McLean, already familiar with the fire department report listing basic information for everyone involved — names, addresses, Social Security numbers, dates of birth — went over them again quickly. That out of the way, he turned to his own inquiry. “Some of these questions probably repeat what you’ve already been asked, but...”
“That would be difficult,” Tina said shortly. “We filled out a quickie form under the flickering light of a burning building. That Arnold Frye never asked a damned thing. Yesterday morning he told Grandmother the fire started in her pile of rags and he hoped she could live with it. Because of that, that man, my grandmother may lose everything.”
Zoe didn’t look up from her folded hands. “Don’t swear, dear. It’s not becoming.”
Tina squeezed her grandmother’s arm. “You worry about the silliest things.”
“No, dear, I worry your anger will cause more trouble.

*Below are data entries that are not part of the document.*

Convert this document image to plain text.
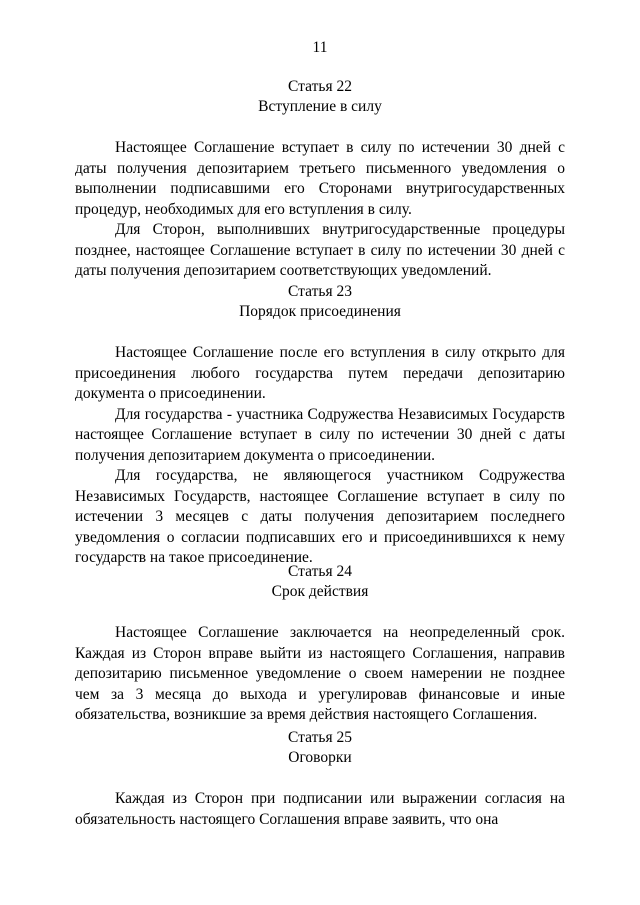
11
Статья 22
Вступление в силу

Настоящее Соглашение вступает в силу по истечении 30 дней с даты получения депозитарием третьего письменного уведомления о выполнении подписавшими его Сторонами внутригосударственных процедур, необходимых для его вступления в силу.

Для Сторон, выполнивших внутригосударственные процедуры позднее, настоящее Соглашение вступает в силу по истечении 30 дней с даты получения депозитарием соответствующих уведомлений.

Статья 23
Порядок присоединения

Настоящее Соглашение после его вступления в силу открыто для присоединения любого государства путем передачи депозитарию документа о присоединении.

Для государства - участника Содружества Независимых Государств настоящее Соглашение вступает в силу по истечении 30 дней с даты получения депозитарием документа о присоединении.

Для государства, не являющегося участником Содружества Независимых Государств, настоящее Соглашение вступает в силу по истечении 3 месяцев с даты получения депозитарием последнего уведомления о согласии подписавших его и присоединившихся к нему государств на такое присоединение.

Статья 24
Срок действия

Настоящее Соглашение заключается на неопределенный срок. Каждая из Сторон вправе выйти из настоящего Соглашения, направив депозитарию письменное уведомление о своем намерении не позднее чем за 3 месяца до выхода и урегулировав финансовые и иные обязательства, возникшие за время действия настоящего Соглашения.

Статья 25
Оговорки

Каждая из Сторон при подписании или выражении согласия на обязательность настоящего Соглашения вправе заявить, что она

Please continue, Mr. McLean.”
He flattened the computer-generated floorplan on the table, then led the two women skillfully from room to room, short questions triggering long answers as he built a pre-fire picture of the building and its contents.
They knew the building from the intimacy of long use, first as owners, then as reluctant renters. Zoe had neared retirement giving public demonstrations on furniture restoration for a marginally likeable man. A long drop from the proud woman who’d inherited an entire city block during Eisenhower’s first term.
“I was always careful with those rags, Mr. McLean. Knowledge gained from my grandfather. Hard-learned knowledge. He burned down the first store on this site sometime around 1895.”
Tina nodded. “She was careful, believe me.”
McLean did, but for other reasons. He sipped his tea, jotted a few notes, and kept going. The stifling room made his neck, confined by the tie, want to explode. Did they know what Firth’s plans were for the holes in the second floor? No. Had they ever changed the fuses in the store? Zoe vaguely remembered where the box was but couldn’t remember the last time she’d changed one. That had become Firth’s problem when he took over.
“Did you always have a packaging operation?”
Zoe shook her head. “Another one of Clement’s brainstorms. I don’t know if it made money, and I hated having those plastic packing pellets around. Terrible things. They stuck to everything, got into everything. Still I guess it wasn’t too bad an idea. He sold collectibles by mail, and the packing was certainly good for that.”
When he asked if the packaging room doubled as a dressing room, he drew guffaws. The hair dryers were used to tighten shrinkwrap around valuable shipments.
From an ingrained sensitivity to lost dreams, McLean hesitated before broaching the last subject. “I believe you worked for Mr. Firth. How did he come to take over the store?”